The International Osteoporosis Foundation (IOF) Working Group review published in the journal Nature Reviews Endocrinology confirmed that fracture risk is increased not just in type 1 diabetes, but also in the more common type 2 diabetes.
Although bone mineral density (BMD) is decreased in type 1 diabetes, BMD in type 2 is often normal or even slightly elevated compared with an age-matched control population, the researchers said. However, in both types of the condition, bone turnover is decreased and the bone material properties and microstructure of bone are altered — the latter particularly when there are microvascular complications.
The reasons for the bone fragility in diabetes are complex, and include hyperglycaemia, oxidative stress, and accumulation of advanced glycation endproducts that compromise collagen properties, increase marrow adiposity, release inflammatory factors and adipokines from visceral fat, and potentially alter the function of osteocytes (bone cells).
Additionally, treatment-induced hypoglycaemia, certain antidiabetic medications with a direct effect on bone and mineral metabolism (such as thiazolidinediones, or TZDs), as well as an increased propensity for falls, all contribute to increased fracture risk.
The longer the duration of the disease, the higher the risk of diabetes complications, including bone health complications, the researchers noted.
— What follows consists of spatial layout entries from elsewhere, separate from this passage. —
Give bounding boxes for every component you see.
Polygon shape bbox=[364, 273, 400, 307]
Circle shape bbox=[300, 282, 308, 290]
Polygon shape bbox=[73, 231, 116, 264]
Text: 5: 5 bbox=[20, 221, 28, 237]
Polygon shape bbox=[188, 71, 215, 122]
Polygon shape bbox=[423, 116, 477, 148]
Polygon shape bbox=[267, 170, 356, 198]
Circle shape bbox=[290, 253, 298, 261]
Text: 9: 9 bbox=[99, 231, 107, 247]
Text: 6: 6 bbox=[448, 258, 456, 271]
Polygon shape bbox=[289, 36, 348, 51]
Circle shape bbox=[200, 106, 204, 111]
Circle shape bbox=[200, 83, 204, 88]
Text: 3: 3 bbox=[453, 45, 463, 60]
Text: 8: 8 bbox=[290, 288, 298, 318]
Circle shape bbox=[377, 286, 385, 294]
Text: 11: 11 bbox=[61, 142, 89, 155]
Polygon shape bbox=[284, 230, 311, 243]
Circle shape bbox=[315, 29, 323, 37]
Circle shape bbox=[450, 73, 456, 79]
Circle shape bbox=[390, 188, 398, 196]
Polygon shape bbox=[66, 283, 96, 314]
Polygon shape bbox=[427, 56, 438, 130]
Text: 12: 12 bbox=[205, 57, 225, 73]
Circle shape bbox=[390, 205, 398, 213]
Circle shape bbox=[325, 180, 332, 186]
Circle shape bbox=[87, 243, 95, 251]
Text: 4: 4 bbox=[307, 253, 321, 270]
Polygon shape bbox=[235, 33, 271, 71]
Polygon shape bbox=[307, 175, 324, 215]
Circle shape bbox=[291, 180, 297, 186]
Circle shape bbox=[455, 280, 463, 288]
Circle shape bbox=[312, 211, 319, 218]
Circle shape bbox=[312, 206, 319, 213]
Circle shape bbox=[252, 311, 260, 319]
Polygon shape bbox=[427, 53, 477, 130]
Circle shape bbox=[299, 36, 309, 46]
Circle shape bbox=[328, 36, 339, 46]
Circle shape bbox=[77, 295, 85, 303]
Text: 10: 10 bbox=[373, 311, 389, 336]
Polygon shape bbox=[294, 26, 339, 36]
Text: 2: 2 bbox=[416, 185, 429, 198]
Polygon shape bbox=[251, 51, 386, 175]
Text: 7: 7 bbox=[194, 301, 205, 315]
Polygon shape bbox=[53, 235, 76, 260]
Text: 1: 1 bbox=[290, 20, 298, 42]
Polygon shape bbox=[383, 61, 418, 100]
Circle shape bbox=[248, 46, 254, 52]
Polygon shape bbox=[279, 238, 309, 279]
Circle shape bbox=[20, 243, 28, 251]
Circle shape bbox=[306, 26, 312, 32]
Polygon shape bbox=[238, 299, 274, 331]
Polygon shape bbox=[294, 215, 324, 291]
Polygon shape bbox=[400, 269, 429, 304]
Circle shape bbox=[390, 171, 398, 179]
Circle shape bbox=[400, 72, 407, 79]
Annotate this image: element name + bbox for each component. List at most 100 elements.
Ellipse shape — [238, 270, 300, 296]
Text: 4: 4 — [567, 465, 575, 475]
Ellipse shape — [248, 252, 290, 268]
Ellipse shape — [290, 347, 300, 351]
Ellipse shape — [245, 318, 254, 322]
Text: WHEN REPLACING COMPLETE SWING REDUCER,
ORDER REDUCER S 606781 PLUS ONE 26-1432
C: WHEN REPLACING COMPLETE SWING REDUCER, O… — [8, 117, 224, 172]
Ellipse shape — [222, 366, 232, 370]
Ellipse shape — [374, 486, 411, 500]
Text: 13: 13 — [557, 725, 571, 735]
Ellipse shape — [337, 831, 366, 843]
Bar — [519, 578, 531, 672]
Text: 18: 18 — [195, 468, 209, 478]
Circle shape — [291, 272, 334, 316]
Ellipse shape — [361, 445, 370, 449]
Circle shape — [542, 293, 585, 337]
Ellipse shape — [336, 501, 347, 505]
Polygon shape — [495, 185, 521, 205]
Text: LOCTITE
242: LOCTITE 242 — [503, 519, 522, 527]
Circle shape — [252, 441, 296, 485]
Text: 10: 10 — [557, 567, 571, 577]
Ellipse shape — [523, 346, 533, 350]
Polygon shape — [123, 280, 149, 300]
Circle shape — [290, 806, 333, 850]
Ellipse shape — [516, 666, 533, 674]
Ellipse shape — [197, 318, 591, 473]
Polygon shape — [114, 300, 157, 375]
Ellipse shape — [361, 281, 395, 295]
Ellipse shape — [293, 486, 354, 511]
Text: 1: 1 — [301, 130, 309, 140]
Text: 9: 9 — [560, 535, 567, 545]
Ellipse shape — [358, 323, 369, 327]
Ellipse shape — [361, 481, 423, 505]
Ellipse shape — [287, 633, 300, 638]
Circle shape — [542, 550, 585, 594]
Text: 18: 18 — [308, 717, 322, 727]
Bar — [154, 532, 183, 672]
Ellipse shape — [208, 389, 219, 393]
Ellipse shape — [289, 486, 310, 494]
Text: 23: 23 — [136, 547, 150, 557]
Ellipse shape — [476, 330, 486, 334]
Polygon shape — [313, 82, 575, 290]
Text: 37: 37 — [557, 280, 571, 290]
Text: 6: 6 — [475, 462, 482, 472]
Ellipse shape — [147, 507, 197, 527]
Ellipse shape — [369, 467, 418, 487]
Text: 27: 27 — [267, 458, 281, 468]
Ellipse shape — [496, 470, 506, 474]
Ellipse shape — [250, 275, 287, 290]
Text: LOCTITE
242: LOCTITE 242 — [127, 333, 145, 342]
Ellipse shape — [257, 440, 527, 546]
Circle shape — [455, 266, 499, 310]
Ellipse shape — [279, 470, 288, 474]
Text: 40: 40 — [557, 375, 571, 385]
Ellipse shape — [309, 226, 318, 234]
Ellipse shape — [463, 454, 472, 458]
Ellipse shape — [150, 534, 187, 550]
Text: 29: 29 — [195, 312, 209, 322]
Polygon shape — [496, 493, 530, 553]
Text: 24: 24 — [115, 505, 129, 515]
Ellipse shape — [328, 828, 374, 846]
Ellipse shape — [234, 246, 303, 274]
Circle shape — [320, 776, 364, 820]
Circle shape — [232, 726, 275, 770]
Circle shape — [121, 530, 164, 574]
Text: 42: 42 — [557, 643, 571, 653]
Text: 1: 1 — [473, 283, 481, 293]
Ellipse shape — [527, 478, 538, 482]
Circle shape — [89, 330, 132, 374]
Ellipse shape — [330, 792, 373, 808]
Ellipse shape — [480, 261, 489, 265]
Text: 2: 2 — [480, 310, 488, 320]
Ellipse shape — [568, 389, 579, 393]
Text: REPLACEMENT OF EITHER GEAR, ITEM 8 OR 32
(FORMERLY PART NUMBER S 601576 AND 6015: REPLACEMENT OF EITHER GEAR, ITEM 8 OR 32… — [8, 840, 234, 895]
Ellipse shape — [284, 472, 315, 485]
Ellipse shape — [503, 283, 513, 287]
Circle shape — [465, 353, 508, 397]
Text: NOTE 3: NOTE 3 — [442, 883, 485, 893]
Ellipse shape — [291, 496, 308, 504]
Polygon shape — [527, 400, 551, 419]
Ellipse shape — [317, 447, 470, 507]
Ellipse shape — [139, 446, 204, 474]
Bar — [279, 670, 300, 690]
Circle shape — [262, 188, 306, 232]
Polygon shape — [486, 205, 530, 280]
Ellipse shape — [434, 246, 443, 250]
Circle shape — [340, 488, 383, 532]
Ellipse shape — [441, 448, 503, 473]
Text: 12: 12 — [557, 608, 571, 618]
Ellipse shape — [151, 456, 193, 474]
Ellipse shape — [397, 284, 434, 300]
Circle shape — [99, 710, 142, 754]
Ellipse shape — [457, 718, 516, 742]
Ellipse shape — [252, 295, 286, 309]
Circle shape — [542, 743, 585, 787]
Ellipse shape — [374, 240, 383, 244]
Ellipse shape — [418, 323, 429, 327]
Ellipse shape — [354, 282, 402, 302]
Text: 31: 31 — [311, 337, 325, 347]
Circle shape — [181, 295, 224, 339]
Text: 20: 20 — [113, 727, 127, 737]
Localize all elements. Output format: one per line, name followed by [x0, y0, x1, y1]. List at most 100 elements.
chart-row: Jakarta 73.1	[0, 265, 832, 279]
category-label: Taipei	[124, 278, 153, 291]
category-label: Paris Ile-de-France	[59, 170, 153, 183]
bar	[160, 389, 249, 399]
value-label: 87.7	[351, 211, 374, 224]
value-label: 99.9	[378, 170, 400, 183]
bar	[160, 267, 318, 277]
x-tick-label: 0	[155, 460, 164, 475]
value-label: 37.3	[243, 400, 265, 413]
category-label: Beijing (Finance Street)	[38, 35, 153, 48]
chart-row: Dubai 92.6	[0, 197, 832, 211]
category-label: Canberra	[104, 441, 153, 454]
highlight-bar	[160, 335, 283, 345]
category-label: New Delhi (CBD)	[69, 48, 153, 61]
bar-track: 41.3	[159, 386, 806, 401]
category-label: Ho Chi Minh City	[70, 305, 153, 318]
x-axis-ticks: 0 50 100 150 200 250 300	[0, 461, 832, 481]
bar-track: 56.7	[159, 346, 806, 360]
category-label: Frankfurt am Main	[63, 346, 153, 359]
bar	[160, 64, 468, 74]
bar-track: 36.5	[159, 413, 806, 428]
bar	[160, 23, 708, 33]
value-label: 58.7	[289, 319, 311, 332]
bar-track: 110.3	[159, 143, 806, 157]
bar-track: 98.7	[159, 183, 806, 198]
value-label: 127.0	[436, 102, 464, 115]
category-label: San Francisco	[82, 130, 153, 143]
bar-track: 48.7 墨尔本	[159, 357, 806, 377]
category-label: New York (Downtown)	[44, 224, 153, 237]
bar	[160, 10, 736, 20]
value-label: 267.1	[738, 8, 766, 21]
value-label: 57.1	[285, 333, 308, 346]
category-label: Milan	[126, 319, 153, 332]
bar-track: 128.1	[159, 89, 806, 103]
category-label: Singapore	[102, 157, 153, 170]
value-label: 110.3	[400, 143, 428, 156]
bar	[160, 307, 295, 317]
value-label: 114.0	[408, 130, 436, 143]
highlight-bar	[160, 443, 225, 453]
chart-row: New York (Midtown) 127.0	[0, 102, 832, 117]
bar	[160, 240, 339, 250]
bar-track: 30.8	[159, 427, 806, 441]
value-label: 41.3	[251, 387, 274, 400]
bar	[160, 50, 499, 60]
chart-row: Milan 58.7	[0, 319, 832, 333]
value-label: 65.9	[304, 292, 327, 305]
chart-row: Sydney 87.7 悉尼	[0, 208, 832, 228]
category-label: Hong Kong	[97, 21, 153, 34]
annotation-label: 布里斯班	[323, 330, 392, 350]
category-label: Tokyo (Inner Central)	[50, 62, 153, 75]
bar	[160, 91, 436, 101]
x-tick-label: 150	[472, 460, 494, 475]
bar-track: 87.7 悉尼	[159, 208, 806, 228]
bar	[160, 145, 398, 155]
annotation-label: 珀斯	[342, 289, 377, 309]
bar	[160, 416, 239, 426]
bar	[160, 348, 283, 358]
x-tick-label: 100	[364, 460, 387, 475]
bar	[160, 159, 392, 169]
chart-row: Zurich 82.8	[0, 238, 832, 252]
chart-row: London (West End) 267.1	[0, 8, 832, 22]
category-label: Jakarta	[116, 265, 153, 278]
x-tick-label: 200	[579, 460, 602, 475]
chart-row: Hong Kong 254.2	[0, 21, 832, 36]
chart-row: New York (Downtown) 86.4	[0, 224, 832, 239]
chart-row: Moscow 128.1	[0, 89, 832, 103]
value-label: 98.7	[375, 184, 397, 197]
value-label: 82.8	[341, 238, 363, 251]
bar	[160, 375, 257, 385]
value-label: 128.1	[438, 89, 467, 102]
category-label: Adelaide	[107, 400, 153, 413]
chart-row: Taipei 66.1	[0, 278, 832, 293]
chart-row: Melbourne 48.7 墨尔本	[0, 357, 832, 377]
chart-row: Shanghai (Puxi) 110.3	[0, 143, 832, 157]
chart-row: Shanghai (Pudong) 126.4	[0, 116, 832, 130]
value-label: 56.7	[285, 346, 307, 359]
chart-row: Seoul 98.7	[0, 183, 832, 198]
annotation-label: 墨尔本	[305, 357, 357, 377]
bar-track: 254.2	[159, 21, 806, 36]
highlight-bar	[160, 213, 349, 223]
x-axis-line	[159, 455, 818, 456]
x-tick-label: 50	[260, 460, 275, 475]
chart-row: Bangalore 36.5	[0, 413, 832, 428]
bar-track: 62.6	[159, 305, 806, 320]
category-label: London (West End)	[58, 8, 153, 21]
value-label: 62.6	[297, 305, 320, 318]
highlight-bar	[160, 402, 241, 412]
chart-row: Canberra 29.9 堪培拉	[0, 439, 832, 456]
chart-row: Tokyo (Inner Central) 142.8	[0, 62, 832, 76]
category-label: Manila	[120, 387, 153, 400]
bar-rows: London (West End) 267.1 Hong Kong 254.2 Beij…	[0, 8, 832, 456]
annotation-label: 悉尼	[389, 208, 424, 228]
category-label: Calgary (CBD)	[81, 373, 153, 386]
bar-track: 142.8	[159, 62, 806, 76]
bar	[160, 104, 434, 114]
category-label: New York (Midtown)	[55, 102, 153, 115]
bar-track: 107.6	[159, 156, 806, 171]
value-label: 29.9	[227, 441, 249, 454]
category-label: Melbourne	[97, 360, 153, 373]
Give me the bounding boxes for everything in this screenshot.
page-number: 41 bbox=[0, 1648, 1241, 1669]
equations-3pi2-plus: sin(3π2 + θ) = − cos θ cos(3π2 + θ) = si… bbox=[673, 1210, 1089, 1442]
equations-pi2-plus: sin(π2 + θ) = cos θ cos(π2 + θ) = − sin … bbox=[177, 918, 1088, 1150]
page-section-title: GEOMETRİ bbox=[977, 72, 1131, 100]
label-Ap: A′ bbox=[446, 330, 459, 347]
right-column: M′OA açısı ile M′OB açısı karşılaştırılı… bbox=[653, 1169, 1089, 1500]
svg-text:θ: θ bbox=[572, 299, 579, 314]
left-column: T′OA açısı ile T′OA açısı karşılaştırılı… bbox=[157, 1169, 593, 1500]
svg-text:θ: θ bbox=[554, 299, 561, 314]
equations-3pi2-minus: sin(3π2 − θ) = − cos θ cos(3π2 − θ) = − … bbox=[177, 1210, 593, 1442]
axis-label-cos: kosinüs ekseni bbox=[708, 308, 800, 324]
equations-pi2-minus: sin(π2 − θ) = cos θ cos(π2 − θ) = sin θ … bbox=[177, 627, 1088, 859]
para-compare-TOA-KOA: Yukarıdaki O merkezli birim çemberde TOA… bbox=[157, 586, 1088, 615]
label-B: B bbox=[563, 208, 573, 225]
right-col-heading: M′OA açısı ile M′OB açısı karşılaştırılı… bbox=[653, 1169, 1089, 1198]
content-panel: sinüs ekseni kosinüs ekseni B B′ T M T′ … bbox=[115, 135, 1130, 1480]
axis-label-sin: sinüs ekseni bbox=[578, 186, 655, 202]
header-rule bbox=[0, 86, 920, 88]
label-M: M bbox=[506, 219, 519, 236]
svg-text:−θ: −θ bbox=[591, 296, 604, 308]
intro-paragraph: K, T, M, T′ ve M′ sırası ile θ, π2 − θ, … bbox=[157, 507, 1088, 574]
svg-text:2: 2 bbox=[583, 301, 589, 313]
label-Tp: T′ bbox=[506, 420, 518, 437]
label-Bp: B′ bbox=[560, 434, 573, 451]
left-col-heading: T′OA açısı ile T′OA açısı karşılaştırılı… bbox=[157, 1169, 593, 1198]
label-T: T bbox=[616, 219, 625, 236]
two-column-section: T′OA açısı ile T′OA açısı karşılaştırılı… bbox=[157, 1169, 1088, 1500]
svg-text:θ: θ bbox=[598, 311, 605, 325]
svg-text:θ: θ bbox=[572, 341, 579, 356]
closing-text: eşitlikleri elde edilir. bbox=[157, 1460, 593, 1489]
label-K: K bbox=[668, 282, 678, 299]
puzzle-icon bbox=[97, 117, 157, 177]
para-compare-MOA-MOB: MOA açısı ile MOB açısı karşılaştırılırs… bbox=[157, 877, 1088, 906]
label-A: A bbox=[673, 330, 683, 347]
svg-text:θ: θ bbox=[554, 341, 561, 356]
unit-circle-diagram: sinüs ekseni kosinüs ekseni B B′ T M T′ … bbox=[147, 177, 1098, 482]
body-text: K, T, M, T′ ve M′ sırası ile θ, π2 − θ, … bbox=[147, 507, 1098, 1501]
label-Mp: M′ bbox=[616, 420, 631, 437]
Use of insulin has also been associated with an increased risk of fractures, although it is not clear whether this is because insulin use is a marker of the severity and/or longer duration of the disease or whether it could be due to the occurrence of hypoglycaemic events that cause falls.
Professor Serge Ferrari, chair of the IOF Bone and Diabetes Working Group and Professor at the Geneva University Hospital, Switzerland, commented:
“Currently, no guidelines exist on how and at which stage of the disease to initiate anti-osteoporotic medication in patients with diabetes mellitus. Medications with a neutral or favourable effect on bone metabolism, such as metformin and incretin-based treatments, are preferable. In contrast medications like TZDs should be used with caution.”
Professor Massimo Massi Benedetti, senior programmes advisor at the International Diabetes Federation (IDF) and member of the IOF Working Group, welcomed the review.
“It is important that health professionals are aware that fragility fractures are a severe complication of diabetes,” he said. “Prevention strategies in the treatment of diabetes are to be implemented from the early stage of the disease, while the risk of fractures needs to be evaluated on a routine basis in the population at risk in order to minimise the effect of the clinical factors that have been identified as the possible cause of higher frequency of bone fractures in diabetes. With increasing clinical awareness, ongoing research and the development of specific new drugs we are hoping that there will be new opportunities to improve bone health in people with diabetes in the future.”